Assume that Holdco owns all of the issued shares of Opco, and Opco proposes to merge with another corporation (Targetco) to form Amalco, which will carry on the businesses of the two predecessor corporations. For now, the shareholders of Holdco and Targetco will continue as shareholders of Holdco. We could complete this transaction on a tax-deferred basis by having the Targetco shareholders sell their shares to Holdco for shares in the capital Holdco. Each of the Targetco shareholders would file an election under section 85 of the Income Tax Act (the “ITA”) to ensure that their sale of shares occurred on a tax-deferred basis. Targetco and Opco could then complete a horizontal short-form amalgamation to form Amalco, which would be a wholly-owned subsidiary of Holdco.
The same result, however, could be achieved more simply using a triangular amalgamation. Subparagraph 175(1)(b)(iii) of the Ontario Business Corporations Act provides for an amalgamation of two corporations where shareholders of a predecessor corporation receive securities of “any body corporate other than the amalgamated corporation.” Opco and Targetco could amalgamate pursuant to a long-form amalgamation.

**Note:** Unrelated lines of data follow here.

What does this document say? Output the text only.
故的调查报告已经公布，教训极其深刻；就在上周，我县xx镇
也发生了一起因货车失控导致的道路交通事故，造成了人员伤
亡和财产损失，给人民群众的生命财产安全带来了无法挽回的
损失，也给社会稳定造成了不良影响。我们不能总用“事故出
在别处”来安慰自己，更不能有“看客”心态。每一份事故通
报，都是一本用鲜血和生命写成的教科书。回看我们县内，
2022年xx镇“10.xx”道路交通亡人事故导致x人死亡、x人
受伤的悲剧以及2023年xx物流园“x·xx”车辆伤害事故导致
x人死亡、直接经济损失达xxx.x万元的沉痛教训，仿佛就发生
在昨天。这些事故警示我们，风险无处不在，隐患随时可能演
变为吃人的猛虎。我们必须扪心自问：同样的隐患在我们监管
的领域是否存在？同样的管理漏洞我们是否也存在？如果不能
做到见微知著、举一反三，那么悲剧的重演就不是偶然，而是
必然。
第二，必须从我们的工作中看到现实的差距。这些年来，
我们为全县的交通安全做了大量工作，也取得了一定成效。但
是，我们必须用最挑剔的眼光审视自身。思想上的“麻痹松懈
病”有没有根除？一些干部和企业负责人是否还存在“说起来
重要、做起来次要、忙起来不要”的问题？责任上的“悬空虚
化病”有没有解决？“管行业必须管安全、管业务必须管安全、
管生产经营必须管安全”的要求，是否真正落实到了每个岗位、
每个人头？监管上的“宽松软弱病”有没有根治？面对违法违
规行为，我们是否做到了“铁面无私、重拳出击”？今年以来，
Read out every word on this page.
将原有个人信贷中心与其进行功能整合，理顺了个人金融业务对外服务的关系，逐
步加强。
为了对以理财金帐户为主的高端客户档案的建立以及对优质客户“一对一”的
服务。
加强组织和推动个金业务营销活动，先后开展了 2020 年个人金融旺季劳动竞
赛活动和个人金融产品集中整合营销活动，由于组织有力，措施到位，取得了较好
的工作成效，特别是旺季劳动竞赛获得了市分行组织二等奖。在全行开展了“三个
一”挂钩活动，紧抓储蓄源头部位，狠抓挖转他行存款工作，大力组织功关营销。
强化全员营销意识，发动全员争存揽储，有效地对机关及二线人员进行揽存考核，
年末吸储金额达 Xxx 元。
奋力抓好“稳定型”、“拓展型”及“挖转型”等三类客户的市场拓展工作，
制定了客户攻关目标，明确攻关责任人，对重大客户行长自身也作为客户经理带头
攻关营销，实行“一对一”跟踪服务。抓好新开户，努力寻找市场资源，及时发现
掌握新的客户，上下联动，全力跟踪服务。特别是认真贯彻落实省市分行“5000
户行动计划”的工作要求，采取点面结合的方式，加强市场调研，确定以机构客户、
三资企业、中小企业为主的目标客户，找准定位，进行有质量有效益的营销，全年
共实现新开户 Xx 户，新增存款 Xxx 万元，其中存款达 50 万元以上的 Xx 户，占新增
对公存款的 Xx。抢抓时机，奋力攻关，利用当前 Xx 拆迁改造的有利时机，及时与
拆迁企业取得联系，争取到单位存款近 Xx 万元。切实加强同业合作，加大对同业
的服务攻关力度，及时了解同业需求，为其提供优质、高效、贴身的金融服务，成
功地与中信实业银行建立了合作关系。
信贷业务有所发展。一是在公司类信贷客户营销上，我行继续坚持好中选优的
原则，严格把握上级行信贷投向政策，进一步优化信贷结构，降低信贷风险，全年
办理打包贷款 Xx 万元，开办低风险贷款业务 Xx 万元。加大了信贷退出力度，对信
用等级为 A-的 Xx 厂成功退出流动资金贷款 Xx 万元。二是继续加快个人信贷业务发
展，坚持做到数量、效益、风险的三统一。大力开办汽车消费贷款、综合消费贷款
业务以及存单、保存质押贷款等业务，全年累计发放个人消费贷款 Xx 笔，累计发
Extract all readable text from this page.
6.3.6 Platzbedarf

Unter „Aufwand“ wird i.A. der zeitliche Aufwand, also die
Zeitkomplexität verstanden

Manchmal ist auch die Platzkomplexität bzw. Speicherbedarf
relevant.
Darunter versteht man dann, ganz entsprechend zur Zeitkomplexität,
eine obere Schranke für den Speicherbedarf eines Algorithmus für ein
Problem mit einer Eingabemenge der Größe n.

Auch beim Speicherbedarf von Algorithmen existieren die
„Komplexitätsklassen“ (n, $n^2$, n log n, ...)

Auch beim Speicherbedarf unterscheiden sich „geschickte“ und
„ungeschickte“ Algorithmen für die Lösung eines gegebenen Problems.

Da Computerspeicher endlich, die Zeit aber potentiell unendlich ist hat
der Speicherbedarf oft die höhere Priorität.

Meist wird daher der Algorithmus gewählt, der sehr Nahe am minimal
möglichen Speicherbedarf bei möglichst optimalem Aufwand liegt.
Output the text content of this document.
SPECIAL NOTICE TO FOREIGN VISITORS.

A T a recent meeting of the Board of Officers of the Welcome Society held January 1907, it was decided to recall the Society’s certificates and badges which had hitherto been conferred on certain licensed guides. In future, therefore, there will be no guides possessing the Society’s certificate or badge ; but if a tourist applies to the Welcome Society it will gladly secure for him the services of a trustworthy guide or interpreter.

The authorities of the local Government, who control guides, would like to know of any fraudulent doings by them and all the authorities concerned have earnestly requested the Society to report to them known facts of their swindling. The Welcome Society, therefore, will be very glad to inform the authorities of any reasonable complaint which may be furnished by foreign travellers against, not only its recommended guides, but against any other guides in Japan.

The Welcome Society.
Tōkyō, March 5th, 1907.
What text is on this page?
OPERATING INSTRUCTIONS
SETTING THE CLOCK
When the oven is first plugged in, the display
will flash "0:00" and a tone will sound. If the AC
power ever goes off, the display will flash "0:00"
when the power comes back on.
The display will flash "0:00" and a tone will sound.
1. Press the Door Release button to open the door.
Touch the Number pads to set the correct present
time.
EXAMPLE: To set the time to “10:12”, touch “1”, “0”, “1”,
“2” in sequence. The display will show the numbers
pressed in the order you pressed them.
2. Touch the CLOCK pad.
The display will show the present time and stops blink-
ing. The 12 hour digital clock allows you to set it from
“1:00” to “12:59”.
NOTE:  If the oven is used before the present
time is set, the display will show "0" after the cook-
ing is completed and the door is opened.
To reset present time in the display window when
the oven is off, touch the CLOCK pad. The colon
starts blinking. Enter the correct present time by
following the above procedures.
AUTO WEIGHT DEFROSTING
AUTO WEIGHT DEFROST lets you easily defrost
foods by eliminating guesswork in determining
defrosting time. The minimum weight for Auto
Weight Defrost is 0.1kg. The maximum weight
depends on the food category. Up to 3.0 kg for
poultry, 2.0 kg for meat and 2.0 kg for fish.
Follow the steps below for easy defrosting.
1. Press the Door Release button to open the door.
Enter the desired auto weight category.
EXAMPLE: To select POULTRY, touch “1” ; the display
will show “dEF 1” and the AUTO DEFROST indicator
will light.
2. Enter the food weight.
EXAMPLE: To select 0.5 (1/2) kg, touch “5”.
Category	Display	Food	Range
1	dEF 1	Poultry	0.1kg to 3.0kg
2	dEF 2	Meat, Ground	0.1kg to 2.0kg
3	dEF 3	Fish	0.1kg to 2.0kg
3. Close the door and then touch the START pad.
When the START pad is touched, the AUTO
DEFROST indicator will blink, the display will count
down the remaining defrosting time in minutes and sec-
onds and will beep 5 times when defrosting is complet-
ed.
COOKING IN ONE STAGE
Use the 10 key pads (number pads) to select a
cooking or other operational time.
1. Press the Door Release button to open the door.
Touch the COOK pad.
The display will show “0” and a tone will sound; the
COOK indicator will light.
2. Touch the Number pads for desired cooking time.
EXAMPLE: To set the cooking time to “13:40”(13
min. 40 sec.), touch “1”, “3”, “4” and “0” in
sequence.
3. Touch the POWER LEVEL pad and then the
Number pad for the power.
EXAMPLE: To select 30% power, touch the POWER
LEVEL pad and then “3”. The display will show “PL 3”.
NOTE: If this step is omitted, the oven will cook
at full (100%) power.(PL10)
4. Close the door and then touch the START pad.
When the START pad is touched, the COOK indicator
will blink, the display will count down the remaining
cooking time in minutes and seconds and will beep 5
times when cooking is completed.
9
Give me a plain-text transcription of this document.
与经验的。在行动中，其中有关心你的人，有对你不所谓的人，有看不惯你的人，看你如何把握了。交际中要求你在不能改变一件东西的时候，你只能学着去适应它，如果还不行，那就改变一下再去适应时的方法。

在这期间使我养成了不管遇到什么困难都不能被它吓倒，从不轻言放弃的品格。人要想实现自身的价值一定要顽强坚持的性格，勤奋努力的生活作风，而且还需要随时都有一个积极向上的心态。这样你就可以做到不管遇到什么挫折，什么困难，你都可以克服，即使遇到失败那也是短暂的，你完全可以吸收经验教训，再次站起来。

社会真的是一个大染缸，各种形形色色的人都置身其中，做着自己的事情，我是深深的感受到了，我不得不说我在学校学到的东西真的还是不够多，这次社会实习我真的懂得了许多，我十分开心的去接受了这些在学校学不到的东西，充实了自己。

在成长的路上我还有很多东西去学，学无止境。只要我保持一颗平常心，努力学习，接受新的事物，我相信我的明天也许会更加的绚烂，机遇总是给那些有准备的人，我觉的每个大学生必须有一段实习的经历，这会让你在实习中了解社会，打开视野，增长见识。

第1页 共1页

The amalgamation agreement would provide for the issue of shares in the capital Holdco to Targetco shareholders (probably using the same ratios that would have appeared in the section 85 rollover agreements). In general, subsection 87(9) of the ITA permits an amalgamation like this to occur on a tax-deferred basis for the corporations involved and for the shareholders, including the shareholders of Targetco.
Why use this mechanism? The legal documentation would be simpler for one thing. Instead of multiple share purchase agreements and a short-form amalgamation, the lawyer can prepare one amalgamation agreement and long-form articles of amalgamation (which have their own advantages over the short-form variety). The accountant’s life is made easier too because the rollovers under section 87 of the ITA do not require the filing of any elections. In addition, if a shareholder of Targetco happens to be a non-resident, it may be possible to avoid having to obtain a certificate for the shareholder under section 116 of the ITA (cf. ¶45 of IT-474R2 and ¶¶31-32 of IC72-17R5).